People often focus on investing in emerging markets when they talk about impact investing. Yes, access to clean water, healthcare, nutrition, access to lighting are absolutely essential in emerging economies. But what about the challenges faced closer to home? What about what’s going on in the cities of Minneapolis/St Paul? Denver? Baltimore? Oakland?
Poverty, community regeneration, access to healthy and sustainable infrastructure, the challenges of building a small social enterprise also impact U.S. cities.
Last week, a new national project was announced addressing this very landscape called Ours to Own. The effort has a long way to go before it’s available everywhere, but it’s a great start.
Until now, you could indirectly make positive local impact by banking with a local community bank, finding local enterprises that need investment and directly investing in them. Perhaps you could also be part of a community-lending initiative like the Carrot Project in New England if you had enough capital to be a significant lender.
But it has been hard for the average person to find a way to make a difference on a local level with local businesses. Impact investing has been in need of something the average consumer could buy online or through their bank that is financially regulated and backed with other capital.
You get to choose how much to put in, with as little as $20 (or a lot more, if you can), and you decide only on how long you want to commit your capital for, which drives the interest rate that you will get on that money. This is all debt, and the types of projects that your money will help to fund will vary city by city. We’re not talking about high rates of interest — this is a little better than keeping your money in cash. But it’s a very low risk way to start down the path of investing with your values, and it’s local.

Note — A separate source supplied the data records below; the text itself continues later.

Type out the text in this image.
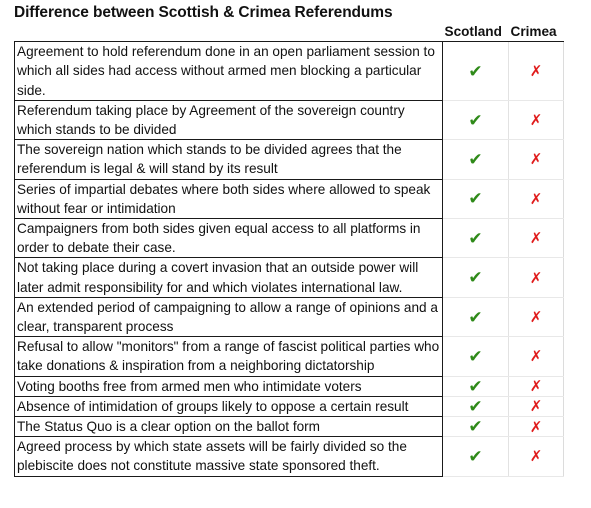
Difference between Scottish & Crimea Referendums
	Scotland	Crimea
Agreement to hold referendum done in an open parliament session to which all sides had access without armed men blocking a particular side.	✔	✗
Referendum taking place by Agreement of the sovereign country which stands to be divided	✔	✗
The sovereign nation which stands to be divided agrees that the referendum is legal & will stand by its result	✔	✗
Series of impartial debates where both sides where allowed to speak without fear or intimidation	✔	✗
Campaigners from both sides given equal access to all platforms in order to debate their case.	✔	✗
Not taking place during a covert invasion that an outside power will later admit responsibility for and which violates international law.	✔	✗
An extended period of campaigning to allow a range of opinions and a clear, transparent process	✔	✗
Refusal to allow "monitors" from a range of fascist political parties who take donations & inspiration from a neighboring dictatorship	✔	✗
Voting booths free from armed men who intimidate voters	✔	✗
Absence of intimidation of groups likely to oppose a certain result	✔	✗
The Status Quo is a clear option on the ballot form	✔	✗
Agreed process by which state assets will be fairly divided so the plebiscite does not constitute massive state sponsored theft.	✔	✗
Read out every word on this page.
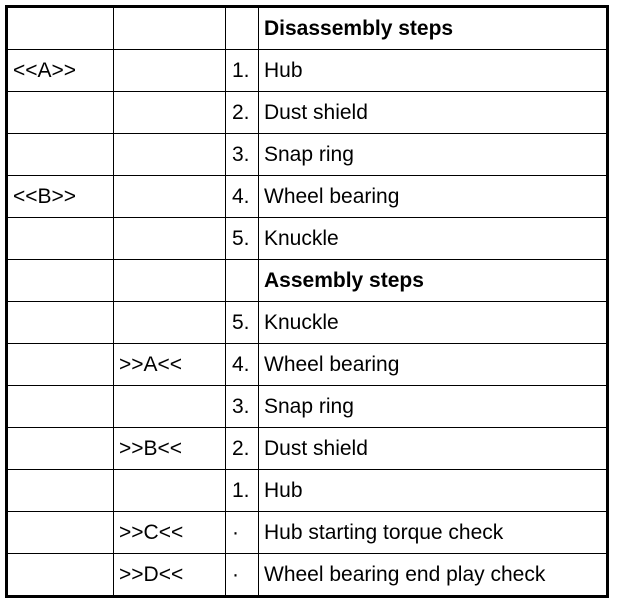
			Disassembly steps
<<A>>		1.	Hub
		2.	Dust shield
		3.	Snap ring
<<B>>		4.	Wheel bearing
		5.	Knuckle
			Assembly steps
		5.	Knuckle
	>>A<<	4.	Wheel bearing
		3.	Snap ring
	>>B<<	2.	Dust shield
		1.	Hub
	>>C<<	·	Hub starting torque check
	>>D<<	·	Wheel bearing end play check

In the Twin Cities, for example, you’d be backing small businesses, and the criteria are that they are minority-, women-, or veteran-founded and led. Gloria Freeman, founder of Olu’s Home, is on the site as an example of a locally owned, woman/minority-owned business in the Twin Cities.

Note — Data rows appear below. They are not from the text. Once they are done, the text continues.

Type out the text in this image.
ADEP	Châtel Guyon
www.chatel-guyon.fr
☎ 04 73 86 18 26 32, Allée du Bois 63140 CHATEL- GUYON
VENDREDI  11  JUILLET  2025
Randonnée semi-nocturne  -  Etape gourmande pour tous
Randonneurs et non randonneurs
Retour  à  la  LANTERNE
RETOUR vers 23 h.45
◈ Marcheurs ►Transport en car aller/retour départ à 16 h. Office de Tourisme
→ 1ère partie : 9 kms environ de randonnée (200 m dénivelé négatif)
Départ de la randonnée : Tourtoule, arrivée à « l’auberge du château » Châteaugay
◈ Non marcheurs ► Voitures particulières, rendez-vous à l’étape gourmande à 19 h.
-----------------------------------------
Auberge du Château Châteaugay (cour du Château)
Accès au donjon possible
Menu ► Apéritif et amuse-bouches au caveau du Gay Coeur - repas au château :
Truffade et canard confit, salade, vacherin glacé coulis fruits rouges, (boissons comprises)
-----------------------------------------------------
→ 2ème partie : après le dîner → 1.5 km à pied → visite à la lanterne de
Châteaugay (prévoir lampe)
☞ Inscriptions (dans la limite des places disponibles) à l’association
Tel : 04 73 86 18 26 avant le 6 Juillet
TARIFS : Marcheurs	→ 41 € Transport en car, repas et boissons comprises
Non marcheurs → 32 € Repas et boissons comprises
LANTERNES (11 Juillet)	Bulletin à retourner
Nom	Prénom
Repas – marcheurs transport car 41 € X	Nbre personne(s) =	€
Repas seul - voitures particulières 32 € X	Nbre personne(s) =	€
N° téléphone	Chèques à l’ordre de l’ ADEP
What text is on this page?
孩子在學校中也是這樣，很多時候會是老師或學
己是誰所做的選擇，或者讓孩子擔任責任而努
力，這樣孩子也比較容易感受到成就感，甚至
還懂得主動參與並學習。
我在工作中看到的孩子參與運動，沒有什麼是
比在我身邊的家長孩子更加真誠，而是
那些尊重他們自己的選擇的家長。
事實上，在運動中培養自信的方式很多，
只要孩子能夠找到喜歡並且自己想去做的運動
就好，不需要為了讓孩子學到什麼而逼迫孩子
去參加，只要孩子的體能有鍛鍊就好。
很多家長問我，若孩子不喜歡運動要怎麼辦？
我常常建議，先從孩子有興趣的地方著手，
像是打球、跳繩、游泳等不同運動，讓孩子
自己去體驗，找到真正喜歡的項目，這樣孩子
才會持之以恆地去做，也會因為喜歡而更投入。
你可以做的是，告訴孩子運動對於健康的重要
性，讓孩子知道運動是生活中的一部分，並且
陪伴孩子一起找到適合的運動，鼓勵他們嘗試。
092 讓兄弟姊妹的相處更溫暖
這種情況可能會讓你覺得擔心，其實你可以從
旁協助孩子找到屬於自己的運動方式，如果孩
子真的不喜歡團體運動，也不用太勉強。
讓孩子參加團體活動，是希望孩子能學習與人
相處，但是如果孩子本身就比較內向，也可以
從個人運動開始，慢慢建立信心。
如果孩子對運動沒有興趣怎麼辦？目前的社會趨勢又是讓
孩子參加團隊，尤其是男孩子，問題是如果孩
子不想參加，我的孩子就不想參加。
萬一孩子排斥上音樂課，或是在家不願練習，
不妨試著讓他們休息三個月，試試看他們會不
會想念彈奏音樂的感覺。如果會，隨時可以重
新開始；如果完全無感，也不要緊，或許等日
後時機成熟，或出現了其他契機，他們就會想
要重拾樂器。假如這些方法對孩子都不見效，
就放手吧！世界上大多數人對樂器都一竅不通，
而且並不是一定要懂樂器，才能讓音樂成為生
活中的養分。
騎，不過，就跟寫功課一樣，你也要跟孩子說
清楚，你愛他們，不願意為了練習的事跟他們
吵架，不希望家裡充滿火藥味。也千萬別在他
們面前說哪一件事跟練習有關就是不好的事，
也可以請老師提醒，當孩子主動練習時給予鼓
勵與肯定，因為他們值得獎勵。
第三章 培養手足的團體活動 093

According to the Ours to Own website, “Gloria’s business, Olu’s Home, is a licensed care organization that provides residential and in-home services to the elderly and persons with developmental disabilities or mental illness. Olu’s promotes an integrated and holistic approach, rooted in the belief that ‘we all have the right to a fulfilling life — to be happy, whole, and accomplished individuals.’” Gloria received financing to purchase a new facility that will allow her to expand significantly. She now employs nearly 100 people.
You have to be 18 or older in order to invest through Ours to Own, and the platform is online through Vested.org. This is backed by Calvert Foundation, which was a pioneer in community investment notes, and also the team who launched Women Investing in Women (WIN WIN) notes a few years ago. You can invest as little as $20 in WIN WIN as well, via Vested.org.
While Vested.org lets you pick what kind of issue you want to support, nationally or globally, the Ours to Own offering is more about “place” than about specific issues — for now. But if you want to think global and act local, and do it for as little as $20, with interest, this effort is for you.
I tried investing the other day. It took about five minutes to register, confirm my email and do my first investment. Once you’ve registered, you have online access to your account of all of the loans that you do, including the amount, the term, the interest rate, etc.
Its time to look at what we can do closer to home.